BBC now reports that activists arrived at the Altens base at about 06:30 on Thursday, January 16, and now plan to remain at the site all day "to hold Shell to account". The group said the protest was part of its two-week long campaign targeting the fossil fuel industry.

Also, the protesters will also walk through Aberdeen city center on Thursday afternoon, starting at the railway station, then going via Union St and the harbor.

Specifically, a statement from Extinction Rebellion Scotland wrote that "as Australia burns and Indonesia is flooded, with tens of thousands made homeless, the purple boat bears the words, "The Future You Fear Is Already Here", a reminder that catastrophic climate change is already under way across the planet, driven by Shell and the rest of the fossil fuel industry."

The statement added that “last week, as bushfires caused by climate change choked Australia, Shell celebrated the discovery of a huge new gas field off the coast of Western Australia,” stressing that it is

one of the top 10 carbon emitters in the world, and is projected to increase their output of oil and gas by 35% over the next 10 years.
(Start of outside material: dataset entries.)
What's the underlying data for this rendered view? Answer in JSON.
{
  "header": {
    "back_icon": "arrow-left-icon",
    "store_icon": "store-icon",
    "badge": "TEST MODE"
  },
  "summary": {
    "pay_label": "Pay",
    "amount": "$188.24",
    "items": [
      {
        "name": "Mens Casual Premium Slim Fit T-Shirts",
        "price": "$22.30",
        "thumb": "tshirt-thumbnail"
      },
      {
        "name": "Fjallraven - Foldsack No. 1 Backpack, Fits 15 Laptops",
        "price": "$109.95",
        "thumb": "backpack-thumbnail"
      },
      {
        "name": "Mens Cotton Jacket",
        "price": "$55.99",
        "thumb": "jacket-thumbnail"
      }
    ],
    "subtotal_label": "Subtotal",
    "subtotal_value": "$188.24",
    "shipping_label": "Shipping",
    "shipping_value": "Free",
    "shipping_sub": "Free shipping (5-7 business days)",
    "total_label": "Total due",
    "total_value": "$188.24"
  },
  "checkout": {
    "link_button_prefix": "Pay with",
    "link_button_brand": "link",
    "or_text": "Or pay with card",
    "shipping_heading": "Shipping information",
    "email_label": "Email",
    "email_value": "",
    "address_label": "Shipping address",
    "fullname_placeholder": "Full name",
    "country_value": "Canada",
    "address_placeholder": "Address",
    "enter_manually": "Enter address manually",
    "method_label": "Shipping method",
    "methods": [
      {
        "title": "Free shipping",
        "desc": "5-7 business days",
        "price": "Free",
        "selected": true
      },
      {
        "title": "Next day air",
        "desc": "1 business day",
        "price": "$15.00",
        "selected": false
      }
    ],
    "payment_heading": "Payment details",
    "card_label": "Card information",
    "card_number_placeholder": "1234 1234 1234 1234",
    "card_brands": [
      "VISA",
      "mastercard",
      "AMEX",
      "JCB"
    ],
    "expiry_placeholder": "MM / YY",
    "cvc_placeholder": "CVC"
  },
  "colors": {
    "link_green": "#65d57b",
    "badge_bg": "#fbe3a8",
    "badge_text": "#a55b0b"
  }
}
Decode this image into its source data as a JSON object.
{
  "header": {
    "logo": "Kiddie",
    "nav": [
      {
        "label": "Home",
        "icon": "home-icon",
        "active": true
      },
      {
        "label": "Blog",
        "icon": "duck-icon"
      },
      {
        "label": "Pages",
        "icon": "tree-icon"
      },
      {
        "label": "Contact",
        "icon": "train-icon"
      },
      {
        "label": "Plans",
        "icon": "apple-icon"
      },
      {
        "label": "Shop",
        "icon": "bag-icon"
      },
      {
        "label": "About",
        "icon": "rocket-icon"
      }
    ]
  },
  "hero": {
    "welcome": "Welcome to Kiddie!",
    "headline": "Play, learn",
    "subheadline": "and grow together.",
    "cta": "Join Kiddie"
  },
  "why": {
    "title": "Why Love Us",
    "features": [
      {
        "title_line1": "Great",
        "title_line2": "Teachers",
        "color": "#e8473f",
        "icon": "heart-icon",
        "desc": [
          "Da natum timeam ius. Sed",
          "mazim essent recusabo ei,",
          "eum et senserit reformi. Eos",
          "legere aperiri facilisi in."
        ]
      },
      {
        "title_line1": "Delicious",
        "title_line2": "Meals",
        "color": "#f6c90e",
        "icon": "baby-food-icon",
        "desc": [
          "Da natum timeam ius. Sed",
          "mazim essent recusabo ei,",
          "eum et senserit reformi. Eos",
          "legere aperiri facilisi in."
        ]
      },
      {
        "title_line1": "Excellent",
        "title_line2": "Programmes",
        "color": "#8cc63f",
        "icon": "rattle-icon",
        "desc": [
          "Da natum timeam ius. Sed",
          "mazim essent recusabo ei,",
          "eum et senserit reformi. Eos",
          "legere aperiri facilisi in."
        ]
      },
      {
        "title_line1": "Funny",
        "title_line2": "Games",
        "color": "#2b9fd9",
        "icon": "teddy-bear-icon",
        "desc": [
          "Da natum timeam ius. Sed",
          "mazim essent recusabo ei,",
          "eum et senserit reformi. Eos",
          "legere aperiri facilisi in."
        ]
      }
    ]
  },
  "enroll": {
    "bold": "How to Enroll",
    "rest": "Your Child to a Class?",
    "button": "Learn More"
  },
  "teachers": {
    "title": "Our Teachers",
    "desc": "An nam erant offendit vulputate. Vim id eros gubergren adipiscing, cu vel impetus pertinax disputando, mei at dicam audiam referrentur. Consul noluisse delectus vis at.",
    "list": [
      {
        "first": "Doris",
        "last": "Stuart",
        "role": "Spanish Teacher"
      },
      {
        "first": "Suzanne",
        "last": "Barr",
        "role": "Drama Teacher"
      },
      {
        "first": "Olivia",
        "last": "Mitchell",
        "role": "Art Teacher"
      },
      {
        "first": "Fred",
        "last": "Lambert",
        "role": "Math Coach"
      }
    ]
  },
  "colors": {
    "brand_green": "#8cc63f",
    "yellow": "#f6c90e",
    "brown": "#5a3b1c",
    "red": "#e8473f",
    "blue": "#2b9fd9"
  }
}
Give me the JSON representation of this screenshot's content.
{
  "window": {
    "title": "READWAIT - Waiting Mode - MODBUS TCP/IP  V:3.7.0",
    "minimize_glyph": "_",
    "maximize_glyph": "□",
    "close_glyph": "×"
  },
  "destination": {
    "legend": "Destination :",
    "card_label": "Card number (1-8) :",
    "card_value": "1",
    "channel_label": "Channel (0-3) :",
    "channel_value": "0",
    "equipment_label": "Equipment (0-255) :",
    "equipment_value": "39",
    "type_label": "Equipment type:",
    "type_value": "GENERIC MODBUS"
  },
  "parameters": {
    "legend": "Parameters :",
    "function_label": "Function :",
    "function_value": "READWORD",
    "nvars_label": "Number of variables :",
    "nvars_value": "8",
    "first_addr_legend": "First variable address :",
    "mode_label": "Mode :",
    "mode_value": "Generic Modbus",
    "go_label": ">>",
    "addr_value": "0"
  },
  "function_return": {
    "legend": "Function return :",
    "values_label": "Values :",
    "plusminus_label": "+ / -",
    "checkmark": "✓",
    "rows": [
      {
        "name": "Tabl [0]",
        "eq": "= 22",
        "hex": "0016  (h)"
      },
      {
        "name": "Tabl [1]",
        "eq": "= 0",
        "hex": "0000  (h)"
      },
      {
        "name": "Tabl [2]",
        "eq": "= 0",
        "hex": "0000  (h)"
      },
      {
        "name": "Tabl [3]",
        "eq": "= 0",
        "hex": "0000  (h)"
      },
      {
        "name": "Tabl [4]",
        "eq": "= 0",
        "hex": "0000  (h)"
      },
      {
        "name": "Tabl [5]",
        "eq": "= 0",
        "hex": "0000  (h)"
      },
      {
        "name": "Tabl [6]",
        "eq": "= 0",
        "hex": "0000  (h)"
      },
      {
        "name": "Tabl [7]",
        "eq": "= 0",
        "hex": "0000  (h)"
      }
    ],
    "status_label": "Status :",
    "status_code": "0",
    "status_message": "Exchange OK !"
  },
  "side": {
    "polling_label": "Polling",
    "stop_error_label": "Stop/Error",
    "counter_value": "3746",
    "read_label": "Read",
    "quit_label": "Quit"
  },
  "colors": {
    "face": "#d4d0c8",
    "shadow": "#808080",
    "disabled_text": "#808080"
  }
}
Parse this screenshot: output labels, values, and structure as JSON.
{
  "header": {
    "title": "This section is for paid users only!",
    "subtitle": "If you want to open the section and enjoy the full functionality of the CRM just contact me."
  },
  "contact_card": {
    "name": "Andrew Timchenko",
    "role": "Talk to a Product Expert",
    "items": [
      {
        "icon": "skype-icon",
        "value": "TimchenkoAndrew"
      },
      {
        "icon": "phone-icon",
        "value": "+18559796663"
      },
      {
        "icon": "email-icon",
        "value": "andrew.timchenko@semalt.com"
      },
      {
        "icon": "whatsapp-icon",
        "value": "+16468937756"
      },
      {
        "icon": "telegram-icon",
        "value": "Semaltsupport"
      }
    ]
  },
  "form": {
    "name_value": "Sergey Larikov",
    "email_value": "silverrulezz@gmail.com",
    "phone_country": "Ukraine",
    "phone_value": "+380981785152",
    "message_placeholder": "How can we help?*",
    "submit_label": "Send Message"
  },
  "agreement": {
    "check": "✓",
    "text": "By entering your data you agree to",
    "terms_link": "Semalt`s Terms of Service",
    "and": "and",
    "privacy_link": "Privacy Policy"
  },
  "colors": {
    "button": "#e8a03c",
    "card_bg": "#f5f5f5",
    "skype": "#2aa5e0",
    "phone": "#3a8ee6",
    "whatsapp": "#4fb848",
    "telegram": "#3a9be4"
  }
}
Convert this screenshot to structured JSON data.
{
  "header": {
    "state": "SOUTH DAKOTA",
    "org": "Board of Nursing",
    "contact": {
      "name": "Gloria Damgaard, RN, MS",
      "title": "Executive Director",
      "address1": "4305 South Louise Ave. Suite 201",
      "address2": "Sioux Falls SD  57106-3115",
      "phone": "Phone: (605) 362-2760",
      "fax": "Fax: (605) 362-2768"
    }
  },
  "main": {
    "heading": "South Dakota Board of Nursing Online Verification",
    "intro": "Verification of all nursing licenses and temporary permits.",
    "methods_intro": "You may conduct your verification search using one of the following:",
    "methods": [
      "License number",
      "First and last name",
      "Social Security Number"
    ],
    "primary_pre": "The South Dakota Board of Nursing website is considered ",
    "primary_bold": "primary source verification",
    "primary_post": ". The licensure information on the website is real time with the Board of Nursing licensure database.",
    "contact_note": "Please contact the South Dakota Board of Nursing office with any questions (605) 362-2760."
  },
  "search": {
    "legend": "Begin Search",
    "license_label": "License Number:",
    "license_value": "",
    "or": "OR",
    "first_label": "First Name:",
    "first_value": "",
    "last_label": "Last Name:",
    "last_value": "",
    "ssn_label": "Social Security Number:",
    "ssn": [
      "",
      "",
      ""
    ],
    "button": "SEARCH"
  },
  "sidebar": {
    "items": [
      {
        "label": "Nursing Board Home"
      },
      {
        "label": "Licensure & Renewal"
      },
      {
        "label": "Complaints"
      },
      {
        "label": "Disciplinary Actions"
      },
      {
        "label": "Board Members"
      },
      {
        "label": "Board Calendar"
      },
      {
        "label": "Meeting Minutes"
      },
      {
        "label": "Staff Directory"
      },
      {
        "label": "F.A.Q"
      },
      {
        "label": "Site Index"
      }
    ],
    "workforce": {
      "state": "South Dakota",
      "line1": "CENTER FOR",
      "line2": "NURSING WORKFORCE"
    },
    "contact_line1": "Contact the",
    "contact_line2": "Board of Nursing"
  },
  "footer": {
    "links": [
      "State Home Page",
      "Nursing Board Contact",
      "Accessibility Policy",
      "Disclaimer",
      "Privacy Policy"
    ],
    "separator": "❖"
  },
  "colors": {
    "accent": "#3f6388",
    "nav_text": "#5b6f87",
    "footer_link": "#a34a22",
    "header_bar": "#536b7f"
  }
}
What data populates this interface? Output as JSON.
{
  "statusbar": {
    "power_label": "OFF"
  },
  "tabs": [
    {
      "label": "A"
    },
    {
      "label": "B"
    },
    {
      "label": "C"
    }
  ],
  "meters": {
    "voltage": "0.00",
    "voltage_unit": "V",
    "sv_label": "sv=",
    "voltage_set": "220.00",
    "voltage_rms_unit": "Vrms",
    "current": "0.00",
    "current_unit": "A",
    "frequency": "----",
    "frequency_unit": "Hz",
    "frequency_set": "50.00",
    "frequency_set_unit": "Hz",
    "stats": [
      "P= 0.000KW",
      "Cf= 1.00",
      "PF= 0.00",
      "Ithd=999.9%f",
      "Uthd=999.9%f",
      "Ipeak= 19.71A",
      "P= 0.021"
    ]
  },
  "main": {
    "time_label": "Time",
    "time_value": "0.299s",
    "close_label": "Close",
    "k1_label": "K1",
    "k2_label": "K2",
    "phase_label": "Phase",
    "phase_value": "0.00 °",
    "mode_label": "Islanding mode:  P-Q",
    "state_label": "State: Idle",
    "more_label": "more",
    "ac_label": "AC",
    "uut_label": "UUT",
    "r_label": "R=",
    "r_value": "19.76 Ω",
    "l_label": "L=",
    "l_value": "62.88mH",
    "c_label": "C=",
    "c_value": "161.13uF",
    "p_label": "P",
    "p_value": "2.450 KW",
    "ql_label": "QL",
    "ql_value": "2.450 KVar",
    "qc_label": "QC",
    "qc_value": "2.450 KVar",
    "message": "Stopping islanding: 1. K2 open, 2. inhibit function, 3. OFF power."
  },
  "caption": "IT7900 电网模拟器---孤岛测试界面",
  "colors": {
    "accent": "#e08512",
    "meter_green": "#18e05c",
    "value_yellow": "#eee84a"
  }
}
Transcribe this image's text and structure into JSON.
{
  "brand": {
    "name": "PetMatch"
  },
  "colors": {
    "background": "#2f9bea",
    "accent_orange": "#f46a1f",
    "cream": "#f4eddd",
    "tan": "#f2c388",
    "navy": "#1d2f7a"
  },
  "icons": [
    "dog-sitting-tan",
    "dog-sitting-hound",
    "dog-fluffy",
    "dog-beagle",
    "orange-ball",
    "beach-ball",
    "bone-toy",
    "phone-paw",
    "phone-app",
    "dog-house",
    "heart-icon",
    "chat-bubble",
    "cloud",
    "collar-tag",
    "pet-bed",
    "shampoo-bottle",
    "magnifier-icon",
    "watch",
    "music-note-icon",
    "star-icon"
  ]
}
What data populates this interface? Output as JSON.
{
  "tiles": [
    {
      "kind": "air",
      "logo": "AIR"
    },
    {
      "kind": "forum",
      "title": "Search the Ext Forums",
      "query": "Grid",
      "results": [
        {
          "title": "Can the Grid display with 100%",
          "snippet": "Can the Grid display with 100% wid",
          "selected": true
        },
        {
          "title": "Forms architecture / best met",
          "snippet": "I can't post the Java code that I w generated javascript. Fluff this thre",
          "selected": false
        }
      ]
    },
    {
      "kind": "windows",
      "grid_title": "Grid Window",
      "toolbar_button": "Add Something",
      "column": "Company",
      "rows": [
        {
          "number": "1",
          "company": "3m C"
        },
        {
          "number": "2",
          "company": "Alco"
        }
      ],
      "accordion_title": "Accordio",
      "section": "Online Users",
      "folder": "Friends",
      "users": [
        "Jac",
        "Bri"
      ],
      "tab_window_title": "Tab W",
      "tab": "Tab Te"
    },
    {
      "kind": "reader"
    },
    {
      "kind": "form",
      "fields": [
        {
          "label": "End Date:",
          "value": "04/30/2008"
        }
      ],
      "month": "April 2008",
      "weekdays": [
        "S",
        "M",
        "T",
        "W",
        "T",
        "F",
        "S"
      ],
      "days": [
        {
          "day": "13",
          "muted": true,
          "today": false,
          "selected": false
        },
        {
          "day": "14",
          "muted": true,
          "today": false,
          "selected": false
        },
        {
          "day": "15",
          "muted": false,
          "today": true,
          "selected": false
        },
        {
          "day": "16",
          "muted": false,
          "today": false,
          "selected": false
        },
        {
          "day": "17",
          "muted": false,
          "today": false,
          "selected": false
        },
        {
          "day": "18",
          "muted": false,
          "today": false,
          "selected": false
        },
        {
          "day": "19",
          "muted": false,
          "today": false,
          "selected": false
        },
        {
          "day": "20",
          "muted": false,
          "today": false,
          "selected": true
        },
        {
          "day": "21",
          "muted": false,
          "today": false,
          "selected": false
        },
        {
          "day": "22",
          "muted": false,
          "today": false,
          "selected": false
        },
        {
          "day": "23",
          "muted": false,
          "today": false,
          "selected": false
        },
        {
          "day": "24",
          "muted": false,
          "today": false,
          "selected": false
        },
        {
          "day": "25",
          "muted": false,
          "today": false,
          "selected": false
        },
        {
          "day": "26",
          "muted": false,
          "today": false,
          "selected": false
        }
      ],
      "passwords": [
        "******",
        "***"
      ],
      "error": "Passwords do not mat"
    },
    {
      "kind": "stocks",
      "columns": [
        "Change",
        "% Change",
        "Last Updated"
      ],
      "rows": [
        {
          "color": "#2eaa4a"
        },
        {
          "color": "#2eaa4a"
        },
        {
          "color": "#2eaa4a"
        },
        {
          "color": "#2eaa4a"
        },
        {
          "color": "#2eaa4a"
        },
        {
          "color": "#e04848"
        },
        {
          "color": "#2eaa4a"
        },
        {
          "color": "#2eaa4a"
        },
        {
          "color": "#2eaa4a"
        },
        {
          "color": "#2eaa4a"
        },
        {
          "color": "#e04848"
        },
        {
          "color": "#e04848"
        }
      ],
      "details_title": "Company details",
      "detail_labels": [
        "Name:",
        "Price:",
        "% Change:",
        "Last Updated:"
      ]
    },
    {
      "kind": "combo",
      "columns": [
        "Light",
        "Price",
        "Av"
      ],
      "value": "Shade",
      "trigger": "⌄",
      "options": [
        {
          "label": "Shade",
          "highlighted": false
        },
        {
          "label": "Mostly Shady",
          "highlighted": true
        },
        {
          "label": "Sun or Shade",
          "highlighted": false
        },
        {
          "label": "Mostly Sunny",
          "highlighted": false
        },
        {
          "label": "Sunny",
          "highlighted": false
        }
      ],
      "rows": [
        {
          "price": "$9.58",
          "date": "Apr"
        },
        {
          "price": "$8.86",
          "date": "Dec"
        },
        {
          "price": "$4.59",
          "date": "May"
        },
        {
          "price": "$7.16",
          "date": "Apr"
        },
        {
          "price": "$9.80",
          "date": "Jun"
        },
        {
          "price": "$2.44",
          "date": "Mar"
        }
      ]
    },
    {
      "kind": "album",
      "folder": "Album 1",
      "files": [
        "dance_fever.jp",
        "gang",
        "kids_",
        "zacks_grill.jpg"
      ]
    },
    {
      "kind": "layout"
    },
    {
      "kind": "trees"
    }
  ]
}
On their part, Shell said it was addressing its emissions and helping customers to reduce theirs.

A Shell spokesman quoted to BBC underlines that "the heightened awareness of climate change that we have seen over recent months is a good thing."

As a company, we agree that urgent action is needed. What will really accelerate change is effective policy, investment in technology innovation and deployment, and changing customer behavior.

… the spokesman said.

It was in October when Greenpeace activists boarded the remains of the Brent Bravo production platform in protest of Shell's plan to abandon four platform jackets and the oily waste they contain, supporting that Shell should remove the structures in line with the terms of the Convention for the Protection of the Marine Environment of the North-East Atlantic (OSPAR).

In December, Shell won a court order making the company able to prevent Greenpeace activists from boarding unmanned oil and gas installations in the North Sea; Greenpeace commented the decision of the court as a "setback", as BBC reports.

Namely, during the ruling Judge Lady Carmichael of the Edinburgh Court of Sessions concluded that the installations are Shell's private property and the company has every right to prohibit any access to them.

Additionally, the Judge noted that the aging structures may also be a hazard to the unauthorized personnel that enters the area without any safety equipment.